How to run a successful product demo
Its less about knowing your product and more about asking the right questions
If you’ve ever had a product demo that you thought went amazingly well only for your buyer to subsequently lose interest and ghost you, this post is for you.
Sellers who lose buyers after demos do so because they don’t realize that running a great demo is less about knowing your product inside out and more about the questions you ask during the demo.
This guide lays out exactly which questions to ask, when to ask them and what the answers tell you about your likelihood of closing a deal and covers the following topics:
Common mistakes that sellers make in product demos
How to kick off a demo call to get your buyer engaged
How to keep your buyer engaged during a demo
How to surface buying intent and objections during a demo
How to wrap up a demo call and maintain momentum
Common mistakes that sellers make in product demos
I’ve watched founders and salespeople give hundreds of product demos and no matter what they are selling or to whom, these are the most common reasons for ending in failure:
Jumping into the demo without setting context. Many sellers are way too eager to jump straight into a demo, either out of enthusiasm for their own product or out of a desire to honor the “Request a demo” call to action on their website. The reality buyers don’t want a demo. They want a solution to their problem and are hoping your product is the answer, so the better you understand their problem the more effective your demo will be.

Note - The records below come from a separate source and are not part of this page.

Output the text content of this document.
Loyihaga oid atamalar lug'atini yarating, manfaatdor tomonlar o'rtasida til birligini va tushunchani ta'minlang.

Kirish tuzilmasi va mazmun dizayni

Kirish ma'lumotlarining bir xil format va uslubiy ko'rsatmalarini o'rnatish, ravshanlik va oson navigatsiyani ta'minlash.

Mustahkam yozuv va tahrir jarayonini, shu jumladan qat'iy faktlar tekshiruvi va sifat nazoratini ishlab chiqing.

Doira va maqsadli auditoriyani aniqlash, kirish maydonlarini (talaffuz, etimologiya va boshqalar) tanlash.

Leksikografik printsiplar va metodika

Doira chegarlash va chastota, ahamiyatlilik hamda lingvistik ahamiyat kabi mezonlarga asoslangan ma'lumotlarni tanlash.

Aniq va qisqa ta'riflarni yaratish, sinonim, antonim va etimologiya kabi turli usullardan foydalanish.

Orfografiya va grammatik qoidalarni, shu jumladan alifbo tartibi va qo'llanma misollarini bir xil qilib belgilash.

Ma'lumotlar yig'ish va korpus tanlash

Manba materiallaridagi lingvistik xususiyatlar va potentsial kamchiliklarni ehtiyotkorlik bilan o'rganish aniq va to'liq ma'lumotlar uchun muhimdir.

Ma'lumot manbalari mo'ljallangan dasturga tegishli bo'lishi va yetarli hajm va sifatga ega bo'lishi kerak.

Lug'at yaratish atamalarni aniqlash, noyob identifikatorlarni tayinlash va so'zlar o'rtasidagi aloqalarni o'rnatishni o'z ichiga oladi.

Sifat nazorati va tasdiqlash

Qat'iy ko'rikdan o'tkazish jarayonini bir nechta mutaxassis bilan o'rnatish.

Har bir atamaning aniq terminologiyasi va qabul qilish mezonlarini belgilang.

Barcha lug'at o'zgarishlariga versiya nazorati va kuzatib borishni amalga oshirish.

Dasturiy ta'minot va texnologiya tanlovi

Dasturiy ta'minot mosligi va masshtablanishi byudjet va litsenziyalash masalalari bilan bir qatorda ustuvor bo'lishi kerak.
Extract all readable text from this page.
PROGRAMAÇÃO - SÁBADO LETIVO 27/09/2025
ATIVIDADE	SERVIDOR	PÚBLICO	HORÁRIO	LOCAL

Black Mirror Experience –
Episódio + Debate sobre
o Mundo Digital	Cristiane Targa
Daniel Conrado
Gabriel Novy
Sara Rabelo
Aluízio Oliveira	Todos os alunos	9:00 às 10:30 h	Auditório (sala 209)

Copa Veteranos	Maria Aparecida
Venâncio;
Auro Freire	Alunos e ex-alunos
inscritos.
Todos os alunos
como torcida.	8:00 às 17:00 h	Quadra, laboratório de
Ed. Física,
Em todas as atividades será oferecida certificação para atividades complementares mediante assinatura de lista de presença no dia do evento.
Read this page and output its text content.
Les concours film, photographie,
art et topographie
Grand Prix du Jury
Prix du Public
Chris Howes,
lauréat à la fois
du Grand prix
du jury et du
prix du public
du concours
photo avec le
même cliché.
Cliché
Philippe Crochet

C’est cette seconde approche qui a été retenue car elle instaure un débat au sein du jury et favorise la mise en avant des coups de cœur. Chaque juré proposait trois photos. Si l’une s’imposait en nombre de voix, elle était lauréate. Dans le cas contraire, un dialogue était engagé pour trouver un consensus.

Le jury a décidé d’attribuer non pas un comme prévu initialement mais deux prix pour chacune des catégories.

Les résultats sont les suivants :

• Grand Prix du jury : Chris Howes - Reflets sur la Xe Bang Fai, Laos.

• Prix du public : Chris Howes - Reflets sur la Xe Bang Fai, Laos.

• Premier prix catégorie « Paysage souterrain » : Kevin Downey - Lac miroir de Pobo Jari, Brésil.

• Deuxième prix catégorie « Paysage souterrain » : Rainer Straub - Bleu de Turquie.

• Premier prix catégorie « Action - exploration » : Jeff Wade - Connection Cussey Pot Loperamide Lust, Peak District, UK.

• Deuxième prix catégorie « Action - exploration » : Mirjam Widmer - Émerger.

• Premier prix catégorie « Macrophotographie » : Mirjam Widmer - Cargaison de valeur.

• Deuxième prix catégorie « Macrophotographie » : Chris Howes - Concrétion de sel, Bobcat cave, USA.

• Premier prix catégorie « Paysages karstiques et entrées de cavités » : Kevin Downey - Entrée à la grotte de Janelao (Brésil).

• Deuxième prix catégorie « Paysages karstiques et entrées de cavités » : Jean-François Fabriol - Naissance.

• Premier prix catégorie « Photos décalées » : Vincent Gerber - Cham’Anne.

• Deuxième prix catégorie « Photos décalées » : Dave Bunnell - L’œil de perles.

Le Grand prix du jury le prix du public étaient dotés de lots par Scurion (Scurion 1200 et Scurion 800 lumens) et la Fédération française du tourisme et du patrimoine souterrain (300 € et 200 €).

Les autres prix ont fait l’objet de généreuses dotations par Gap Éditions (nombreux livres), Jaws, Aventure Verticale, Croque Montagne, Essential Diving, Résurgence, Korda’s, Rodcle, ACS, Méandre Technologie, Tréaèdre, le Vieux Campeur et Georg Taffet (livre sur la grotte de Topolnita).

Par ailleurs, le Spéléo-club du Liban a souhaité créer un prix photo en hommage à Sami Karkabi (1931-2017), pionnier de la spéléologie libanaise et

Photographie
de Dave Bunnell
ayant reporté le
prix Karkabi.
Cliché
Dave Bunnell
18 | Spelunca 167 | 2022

Dominating the conversation by talking too much. I’ve watched hundreds of product demos where the seller talks 70+% of the time during the call. You can’t persuade anyone to buy anything from you if you don’t know what they are thinking and you’ll never know what they are thinking if you don’t give them a chance to speak.
Showing too much of the product. Sellers love to talk about the shiniest features of their product — the algorithms, the AI, the machine learning — because those are the features that get talked about in all hands meetings. However, buyers love to talk about solving their problems and to understand how the product fits into their workflow, which is often addressed by one or more of the more mundane features of the product — the reporting, the integrations, the support.
Not asking enough questions to surface objections and buying intent. It’s a universal truth in sales that if your buyer ain’t objecting, you ain’t selling, yet many sellers treat product demos as an information session, forget that its a sales call with a prospect and hope that they’ll magically be asked for a contract to sign. The reality is most buyers aren’t going to voluntarily tell you their objections in a demo because its easier to just stay quiet and avoid confrontation. Not asking the right questions is the surest path to getting ghosted later on.